Zineb El Rhazoui a été convoquée à un entretien préalable à un licenciement « pour faute grave ». Trois jours après, coup de théâtre : la procédure disciplinaire a été annulée. La crise au sein de Charlie Hebdo est-elle en voie de résolution quatre mois après l’odieux attentat perpétré contre le journal satirique français ?
Zined El Rhazoui est l’une des rescapées de la tuerie du 7 janvier 2015. Cette sociologue franco-marocaine, militante anti-islamiste, a été aussi l’une des quinze salariés, sur la liste que compte l’hebdomadaire français, à avoir réclamé publiquement en avril dernier une gouvernance plus collégiale du tabloïd. Selon le journal Le Monde, elle a reçu, mercredi 13 mai, un courrier de la direction la convoquant à un entretien préalable à un licenciement « pour faute grave ». Il s’agissait seulement de la « rappeler à ses obligations minimales vis-à-vis de son employeur, suite à des nombreux incidents », a indiqué une porte-parole de la direction, sans préciser ce qu’il lui était reproché.
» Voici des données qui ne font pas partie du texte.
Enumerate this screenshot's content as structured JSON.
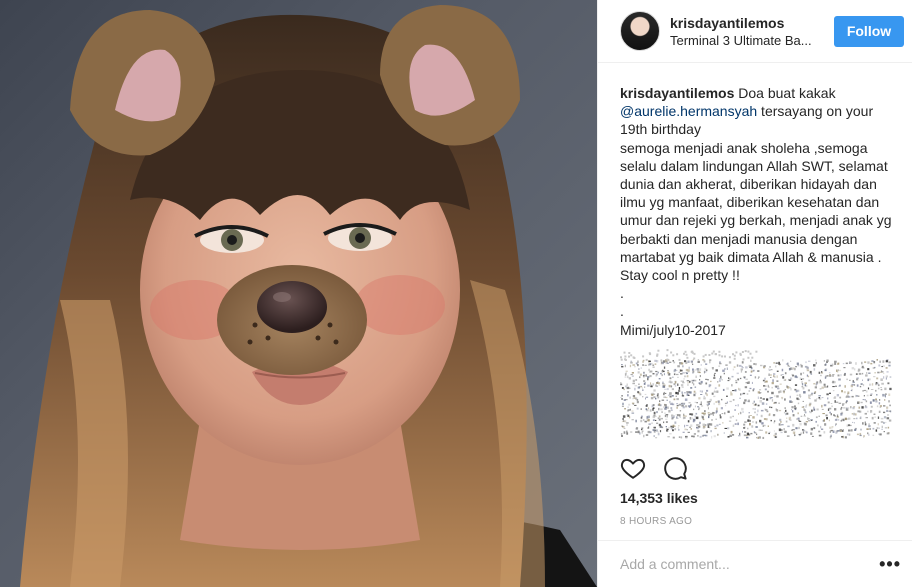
{
  "post": {
    "username": "krisdayantilemos",
    "location": "Terminal 3 Ultimate Ba...",
    "follow_label": "Follow",
    "caption": {
      "username": "krisdayantilemos",
      "text_1": " Doa buat kakak",
      "mention": "@aurelie.hermansyah",
      "text_2": " tersayang on your 19th birthday\nsemoga menjadi anak sholeha ,semoga selalu dalam lindungan Allah SWT, selamat dunia dan akherat, diberikan hidayah dan ilmu yg manfaat, diberikan kesehatan dan umur dan rejeki yg berkah, menjadi anak yg berbakti dan menjadi manusia dengan martabat yg baik dimata Allah & manusia . Stay cool n pretty !!\n.\n.\nMimi/july10-2017"
    },
    "likes": "14,353 likes",
    "time": "8 HOURS AGO",
    "comment_placeholder": "Add a comment...",
    "more_label": "•••"
  },
  "icons": {
    "like": "heart-icon",
    "comment": "comment-icon",
    "more": "more-options-icon"
  },
  "colors": {
    "follow_button": "#3897f0",
    "mention": "#003569",
    "border": "#efefef",
    "muted": "#999999"
  }
}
Vu ses positions hostiles aux islamistes, elle a notamment fait l’objet de menaces de mort de la part de ces derniers à la mi-février. Visant également son mari, ces menaces ont été dénoncées par des sociétés de journalistes. Par ailleurs scénariste de la vie de Mahomet, dessiné par Charb, El Rhazoui vit depuis sous protection renforcée, à Paris.
Je vis dans des chambres d’amis
« Mon mari a perdu son emploi car des jihadistes ont dévoilé son lieu de travail, il a dû quitter le Maroc. Je suis menacée, je vis dans des chambres d’amis ou à l’hôtel et la direction envisage de me licencier… Bravo Charlie », a-t-elle ironisé à la sortie de son rendez-vous.
Sans préjuger du motif du courrier reçu, Mme El Rhazoui a expliqué qu’elle n’a pas pu travailler normalement depuis les attentats qui ont décimé la rédaction en janvier. « Je ne suis pas la seule. On ne peut pas reprocher aux gens d’aller mal et de ne pas se comporter en bons ouvriers, on vit dans des conditions chaotiques. C’est impossible de faire des reportages sous protection policière… », explique-t-elle.
Avant janvier, elle a réalisé pour Charlie Hebdo des reportages en France et à l’étranger, notamment en Afrique, souvent sur les religions. Elle a été recrutée en 2011 pendant les « printemps arabes ». Auparavant, elle a été militante au Maroc, opposée au régime ou au ramadan, via notamment le Mouvement alternatif pour les libertés individuelles, qu’elle a cofondé. Elle a aussi été très active au sein de l’association « Ni putes ni soumises ».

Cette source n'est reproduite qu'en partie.